We keep meeting different interpretations to Kenya’s light kiondo of literary harvest. The critics have a point, but only up to a certain limit. I hold a different opinion: the above thunderstorm of loud cries and heroic chants from critics and readers is what usually disappears with our young authors’ creative milk.
In a specific case, so total was the disappearance that, at the creative/entertainment level, to even attempt to compare the writer’s oeuvre with a past Nobel Prize in Literature winner’s is to be very merciless on the Kenyan writer.
MEASURE UP
I have for instance written in the past that the reason I one day want Ngugi wa Thiong’o to win that prize is his Dreams in a Time of War (2010) – not withstanding some very stark lies that wink at me in that book.

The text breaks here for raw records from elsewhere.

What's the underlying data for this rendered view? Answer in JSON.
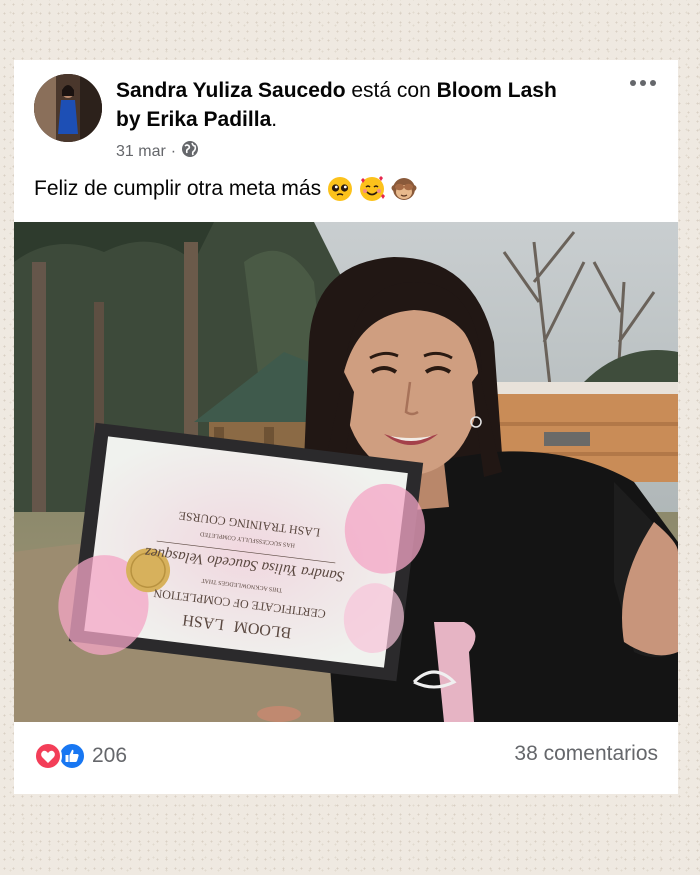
{
  "post": {
    "author": "Sandra Yuliza Saucedo",
    "connector": " está con ",
    "tagged": "Bloom Lash by Erika Padilla",
    "period": ".",
    "date": "31 mar",
    "separator": "·",
    "audience_icon": "globe-icon",
    "caption": "Feliz de cumplir otra meta más",
    "emojis": [
      "pleading-face-emoji",
      "smiling-face-with-hearts-emoji",
      "see-no-evil-monkey-emoji"
    ],
    "more_icon": "more-options-icon"
  },
  "certificate": {
    "brand": "BLOOM",
    "brand2": "LASH",
    "title": "CERTIFICATE OF COMPLETION",
    "acknowledge": "THIS ACKNOWLEDGES THAT",
    "name": "Sandra Yulisa Saucedo Velasquez",
    "completed": "HAS SUCCESSFULLY COMPLETED",
    "course": "LASH TRAINING COURSE"
  },
  "footer": {
    "reaction_icons": [
      "love-reaction-icon",
      "like-reaction-icon"
    ],
    "reaction_count": "206",
    "comments": "38 comentarios"
  },
  "colors": {
    "like_blue": "#1877f2",
    "love_red": "#f33e58",
    "text_secondary": "#65676b"
  }
}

But I never let myself be bearded by darkly ethnic suggestions that I respond with ululated sigalagala to Weep Not, Child (1964), The River Between (1965), A Grain of Wheat (1967), Petals of Blood (1977), Devil on the Cross (1982), Matigari (1987), and Wizard of the Crow (2006). It is to insult my literary sensibilities very deeply.
Our only harvest from that garden of critical sycophancy is the interesting logic, which I keep hearing, that a Kenyan author should win the Nobel Prize in Literature because of ‘regional balance’. It’s irrelevant. It’s counter-productive for the development of East African Literature.
Your Nigerian, South African, or Egyptian interlocutors will floor you by casually observing that Kenya won a sympathetic prize. They will have sealed your lips with a sense of ‘regional balance’.
Those who habitually clutch at the straw of any kind of ‘balance’ authenticate the rumour that Kenyan writing is generally as ugly as a crow.
It’s why I never care how many prizes you gather abroad. The ethnic pus which oozes from your way of thinking is a textual weakness I am likely to point out even if you replaced the sun with the moon.
The burden rests on the Kenyan critic to insist that the author measure up. The critic loses nothing by trashing kindergarten-grade scribblings masquerading as gems.
He isn’t the suspicious, wonder-drug peddler that the publisher and the editor both are.
Other people’s being too cautious about these issues doesn’t bother me much, but it must be the reason some tribally volcanic critics can’t see the reason they should vomit their ethnic lava elsewhere.